Prioritize which of the areas for improvement you plan to target. It is generally best to choose a few key things to fix (3-4 items) rather than trying to tackle too many at once.

Decide on the process. Will the items on the improvement list be handled from the executive level, within HR or via task forces/committees or some combination thereof? Match the approach to the culture of your organization and type of change that needs to be made.

Set goals for each change that you intend to make. Setting appropriate goals maximizes the chance of success and enables the organization to determine if progress is being made. A good general goal-setting framework is the SMART acronym, in which each goal is:

  • S= Specific
  • M= Measurable
  • A= Attainable
  • R= Relevant
  • T= Time Bound

Step 4 – Taking Action

Once priorities have been set and plans for improvement are in place, you are ready to take action. This is the “Getting results” stage of the process. Tips for successfully carrying out your change initiatives include:

Communicate with the organization to let people know what is going on. This may include sharing the results of the employee survey, alerting employees to planned changes and soliciting input/feedback when needed.

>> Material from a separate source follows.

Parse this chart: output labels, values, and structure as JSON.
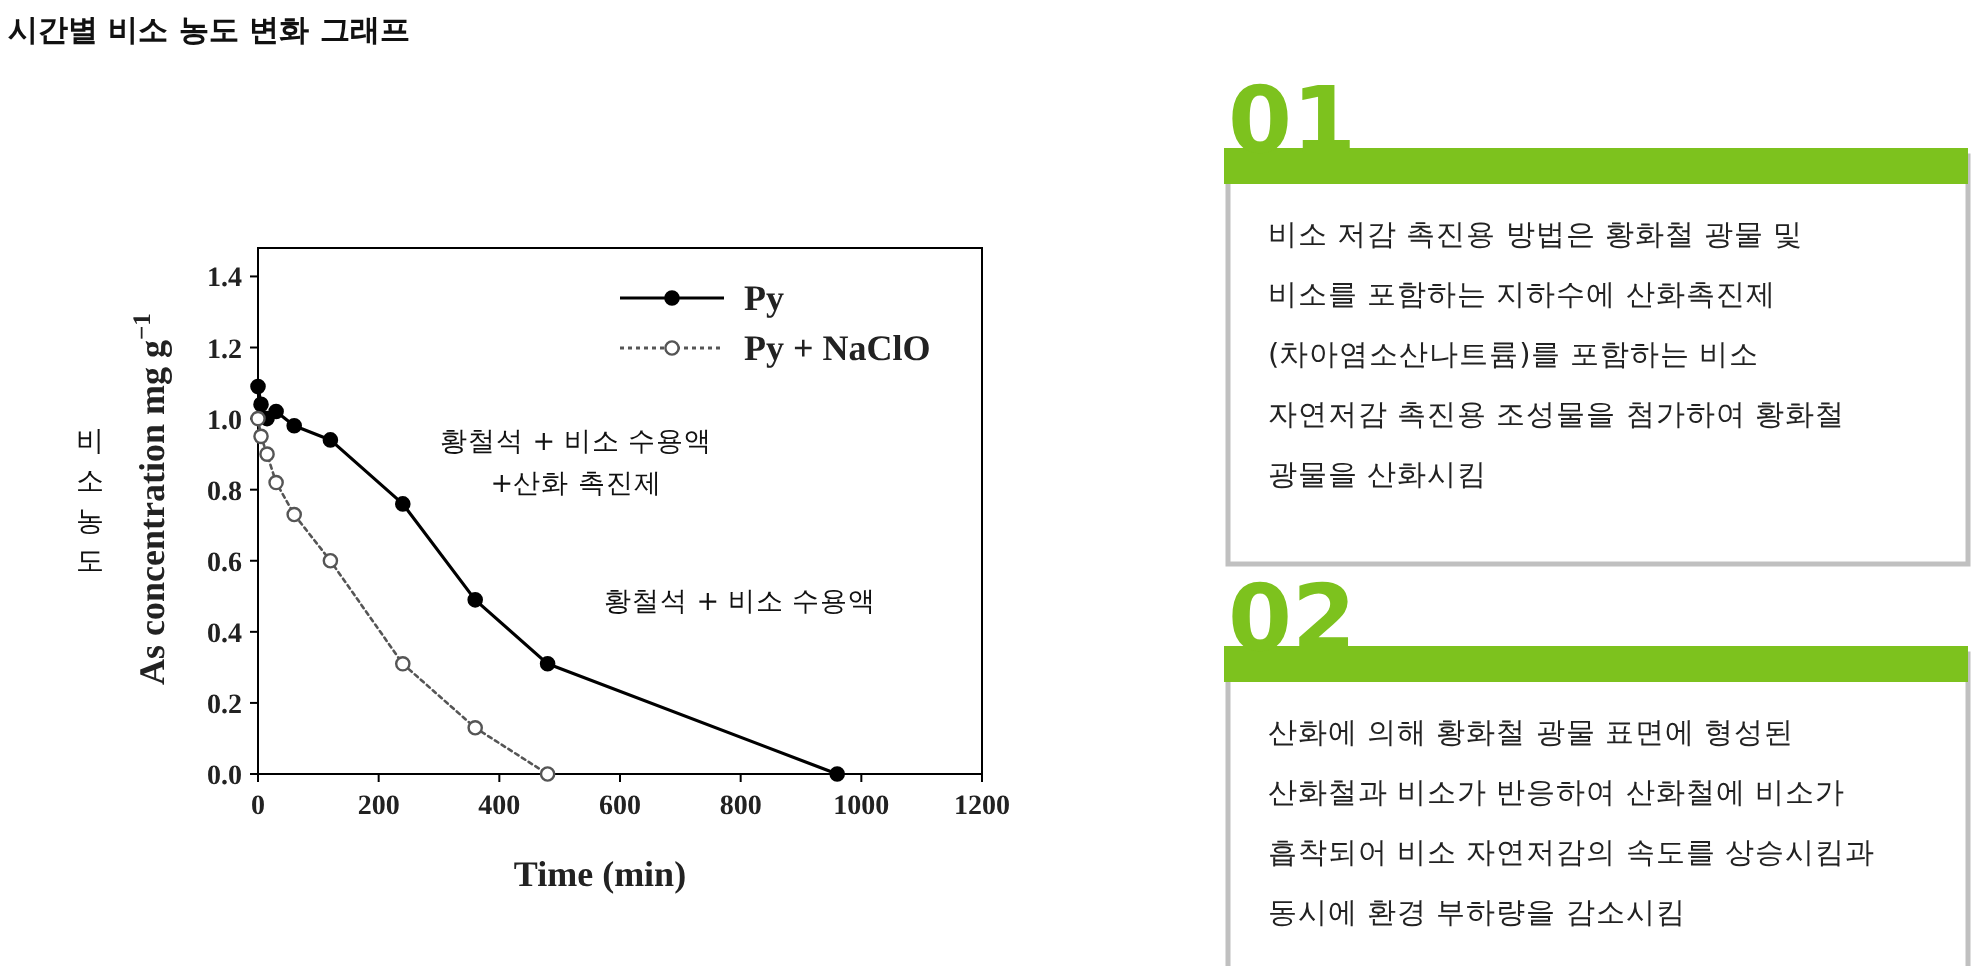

Move the change initiatives forward. This usually means that the individuals and committees who are responsible for making changes set meetings and deadlines to help things from bogging down and allow any needed course corrections as the changes are implemented.

Monitor your progress. The “M” and “T” parts of the SMART goals are critical here. Be sure you have decided how you are going to measure progress toward each goal, when the measurements will occur and when you expect the overall goal (and any sub-goals along the way) to be achieved.

Celebrate successes. Both when sharing the initial survey results and when reporting on change initiatives, do not focus solely on problems and challenges. Also highlight strengths, progress and improvements, even if there is still further work to be done.